Thomas Schmid: Am Ende landet man bei den meisten Malversationen und Korruptionsvermutungen, die die Justiz seit mehr als 2,5 Jahren untersucht, bei dem früheren ÖVP-Pressesprecher und ÖBAG-Boss. Oder genauer: bei seinem Mobiltelefon und den darauf gespeicherten Chats.
Sie waren es, die im Herbst zum Sturz von Parteichef und Kanzler Sebastian Kurz geführt haben; sie waren es, die vor wenigen Wochen zu einem U-Haftbefehl gegen die früheren Familienministerin Sophie Karmasin geführt haben; und sie waren es auch, die maßgeblich dazu beigetragen haben, dass es den laufenden ÖVP-Korruptions-Untersuchungsausschuss überhaupt gibt.
Vor der Justiz, konkret der Wirtschafts- und Korruptionsstaatsanwaltschaft WKStA, musste Schmid bereits im März aussagen. Daran konnte auch die Tatsache nichts ändern, dass der gefallene ÖBAG-Boss nicht mehr in Österreich lebt und seinen Hauptwohnsitz nach Amsterdam verlegt hat. Die Justiz verfügt über Amtshilfeabkommen, zur Not hätten niederländische Staatsanwälte bzw. die Polizei Schmid vorgeladen, einvernommen – oder geholfen, ihn nach Österreich zu bringen.

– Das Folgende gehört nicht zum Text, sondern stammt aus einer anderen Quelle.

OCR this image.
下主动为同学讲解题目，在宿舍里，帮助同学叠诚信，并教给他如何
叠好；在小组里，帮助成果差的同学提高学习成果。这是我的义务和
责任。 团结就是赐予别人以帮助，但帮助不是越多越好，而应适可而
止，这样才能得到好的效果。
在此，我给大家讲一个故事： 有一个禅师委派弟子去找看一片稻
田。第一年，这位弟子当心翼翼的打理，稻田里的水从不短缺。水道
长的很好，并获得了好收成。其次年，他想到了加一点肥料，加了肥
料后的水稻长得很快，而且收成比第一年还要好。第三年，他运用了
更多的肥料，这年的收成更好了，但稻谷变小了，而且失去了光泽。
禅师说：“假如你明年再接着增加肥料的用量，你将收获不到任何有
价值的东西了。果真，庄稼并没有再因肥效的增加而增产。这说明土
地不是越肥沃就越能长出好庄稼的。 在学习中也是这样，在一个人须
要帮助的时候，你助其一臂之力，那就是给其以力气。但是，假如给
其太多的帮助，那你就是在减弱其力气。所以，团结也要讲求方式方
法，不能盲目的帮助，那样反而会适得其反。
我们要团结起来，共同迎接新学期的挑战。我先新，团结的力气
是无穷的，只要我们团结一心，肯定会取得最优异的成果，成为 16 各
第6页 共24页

Etwas anders ist die Sache beim parlamentarischen ÖVP-Korruptions-Untersuchungsausschuss. Hier galt bislang die Regel: Wer im Ausland lebt, dem kann die Parlamentsdirektion keine Ladung zustellen – ergo kann auch niemand im U-Ausschuss zur Aussage verpflichtet werden, sofern er nicht in Österreich gemeldet ist.

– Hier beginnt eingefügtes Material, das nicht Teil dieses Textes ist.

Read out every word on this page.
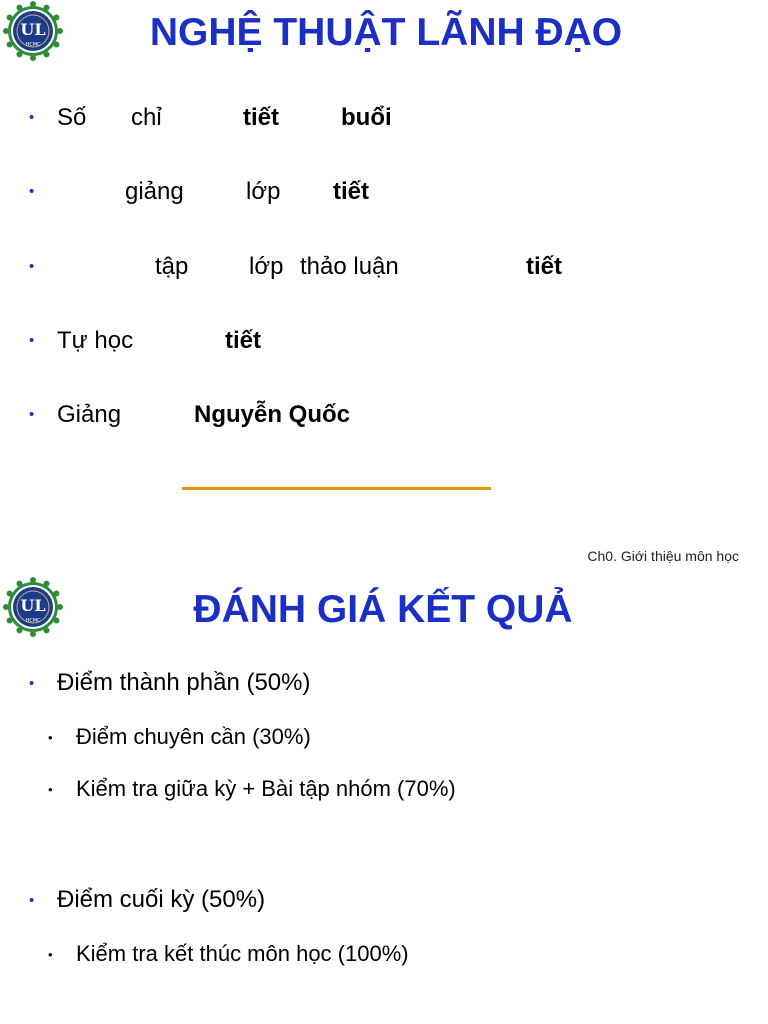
UL
HCMC	NGHỆ THUẬT LÃNH ĐẠO
• Số chỉ	tiết	buổi
•	giảng	lớp tiết
•	tập	lớp thảo luận	tiết
• Tự học	tiết
• Giảng	Nguyễn Quốc
Ch0. Giới thiệu môn học
UL
HCMC	ĐÁNH GIÁ KẾT QUẢ
• Điểm thành phần (50%)
• Điểm chuyên cần (30%)
• Kiểm tra giữa kỳ + Bài tập nhóm (70%)
• Điểm cuối kỳ (50%)
• Kiểm tra kết thúc môn học (100%)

Das könnte sich nun ändern.
In der U-Ausschuss-Fraktion der SPÖ wird seit März ein Projekt vorangetrieben, das – in Anlehnung an den Disney-Klassiker „Finding Nemo“ - unter dem Arbeitstitel „Finding Schmid“ firmiert. Und wie dem KURIER bestätigt worden ist, haben die Juristen im Parlament eine bzw. mehrere Möglichkeiten ausgemacht, um Schmid möglicherweise doch ins Parlament zu bekommen.
Eine der Möglichkeiten: niederländische Gerichtsvollzieher. In den Niederlanden können sich nicht nur einheimische, sondern auch Behörden aus anderen Ländern an diese wenden. Die Parlamentsdirektion, die die Ladungen für den U-Ausschuss formal organisieren muss, könnte einen solchen einschalten und dieser ist dazu angehalten, das Schriftstück – also die Ladung – von Amts wegen an Thomas Schmid zuzustellen.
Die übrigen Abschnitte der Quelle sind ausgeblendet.